SIR 2024
Interventional Oncology
McKenzie Mosenthal, MD
Interventional Radiology Fellow
Loyola University Medical Center
Financial relationships: Full list of relationships is listed on the CME information page.
Rohit Anand, MD
Diagnostic Radiology Resident Physician
Loyola University Medical Center
Financial relationships: Full list of relationships is listed on the CME information page.
Christopher Molvar, MD
Interventional Radiologist
Loyola University Medical Center
Disclosure information not submitted.
Compare pathologic tumor necrosis after locoregional therapies (LRT) for hepatocellular carcinoma (HCC) prior to liver transplantation and evaluate radiologic-pathologic correlation, along with post-transplant HCC recurrence.
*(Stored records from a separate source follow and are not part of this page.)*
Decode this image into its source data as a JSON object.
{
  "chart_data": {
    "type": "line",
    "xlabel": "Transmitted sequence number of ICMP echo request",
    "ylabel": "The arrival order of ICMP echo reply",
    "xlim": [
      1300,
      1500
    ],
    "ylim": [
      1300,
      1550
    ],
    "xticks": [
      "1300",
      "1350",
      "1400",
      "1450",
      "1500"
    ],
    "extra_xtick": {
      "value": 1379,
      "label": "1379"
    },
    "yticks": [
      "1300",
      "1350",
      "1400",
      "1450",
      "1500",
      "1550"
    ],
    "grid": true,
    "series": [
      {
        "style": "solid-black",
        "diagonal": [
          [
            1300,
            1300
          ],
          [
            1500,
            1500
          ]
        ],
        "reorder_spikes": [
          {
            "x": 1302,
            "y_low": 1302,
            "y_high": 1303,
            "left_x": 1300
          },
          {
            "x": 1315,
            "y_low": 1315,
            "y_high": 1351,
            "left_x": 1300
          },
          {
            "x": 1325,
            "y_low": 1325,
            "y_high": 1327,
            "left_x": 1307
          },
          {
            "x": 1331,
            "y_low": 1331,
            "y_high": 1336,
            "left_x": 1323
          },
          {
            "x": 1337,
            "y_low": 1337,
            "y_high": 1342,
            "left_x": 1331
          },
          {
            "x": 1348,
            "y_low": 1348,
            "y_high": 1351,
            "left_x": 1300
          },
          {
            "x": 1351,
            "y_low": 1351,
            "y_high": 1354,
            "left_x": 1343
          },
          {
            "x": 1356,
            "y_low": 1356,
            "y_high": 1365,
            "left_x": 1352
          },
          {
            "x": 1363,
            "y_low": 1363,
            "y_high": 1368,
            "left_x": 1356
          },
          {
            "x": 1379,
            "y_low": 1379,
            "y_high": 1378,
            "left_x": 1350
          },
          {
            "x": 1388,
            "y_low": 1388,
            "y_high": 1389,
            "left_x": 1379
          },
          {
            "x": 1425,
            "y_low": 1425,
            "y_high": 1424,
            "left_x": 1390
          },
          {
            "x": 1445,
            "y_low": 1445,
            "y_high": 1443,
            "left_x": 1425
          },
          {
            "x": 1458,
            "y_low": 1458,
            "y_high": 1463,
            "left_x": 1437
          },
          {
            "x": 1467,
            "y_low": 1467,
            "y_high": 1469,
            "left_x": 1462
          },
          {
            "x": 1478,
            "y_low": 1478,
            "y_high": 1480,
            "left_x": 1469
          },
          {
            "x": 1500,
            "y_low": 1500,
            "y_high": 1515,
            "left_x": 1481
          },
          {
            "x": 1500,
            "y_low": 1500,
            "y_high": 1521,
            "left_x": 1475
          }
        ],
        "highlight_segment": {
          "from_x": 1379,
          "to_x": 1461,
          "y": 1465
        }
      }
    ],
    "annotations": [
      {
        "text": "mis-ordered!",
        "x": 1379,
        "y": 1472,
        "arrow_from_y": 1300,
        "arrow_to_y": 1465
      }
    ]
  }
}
Materials and Methods: Consecutive patients with solitary HCC bridged/downstaged with LRT from 2010-2022 were included. LRTs were transarterial chemoembolization (TACE), radioembolization (Y90), ablation, and stereotactic body radiotherapy (SBRT). Upfront combination therapy options were TACE/ablation and TACE/SBRT. Subsequent therapy crossover due to local recurrence was allowed. Post-treatment imaging closest to time of transplant, explant histopathologic necrosis, and tumor recurrence after transplant were reviewed.
Results:
Seventy-three patients met inclusion criteria of whom 5 (7%) required downstaging. Y90 alone (n = 36) and multimodal therapy (pooled upfront combination and crossover therapy, n = 23), resulted in significantly greater pathologic necrosis compared to TACE alone (n = 14, p = 0.01). Radiation segmentectomy (>190Gy, n=27) and TACE/ablation (n=7) showed highest rates of complete pathologic necrosis (CPN) - 63% (n = 17) and 71% (n = 5), respectively. Patients with CPN had a mean lesion size of 2.5cm, compared to 3.2cm without CPN (p = 0.04), irrespective of LRT modality. HCC recurrence was more common in patients without CPN (6/37) compared to those with CPN (1/36, p=0.11). Using Liver Imaging Reporting and Data System (LI-RADS), nonviable imaging response was 75% sensitive and 57% specific for CPN.
Conclusion: Radiation segmentectomy and multimodal therapy, significantly improved CPN rates compared to TACE alone; paralleling those seen with TACE/ablation. An imaging response of LR-TR nonviable did not confidently predict CPN.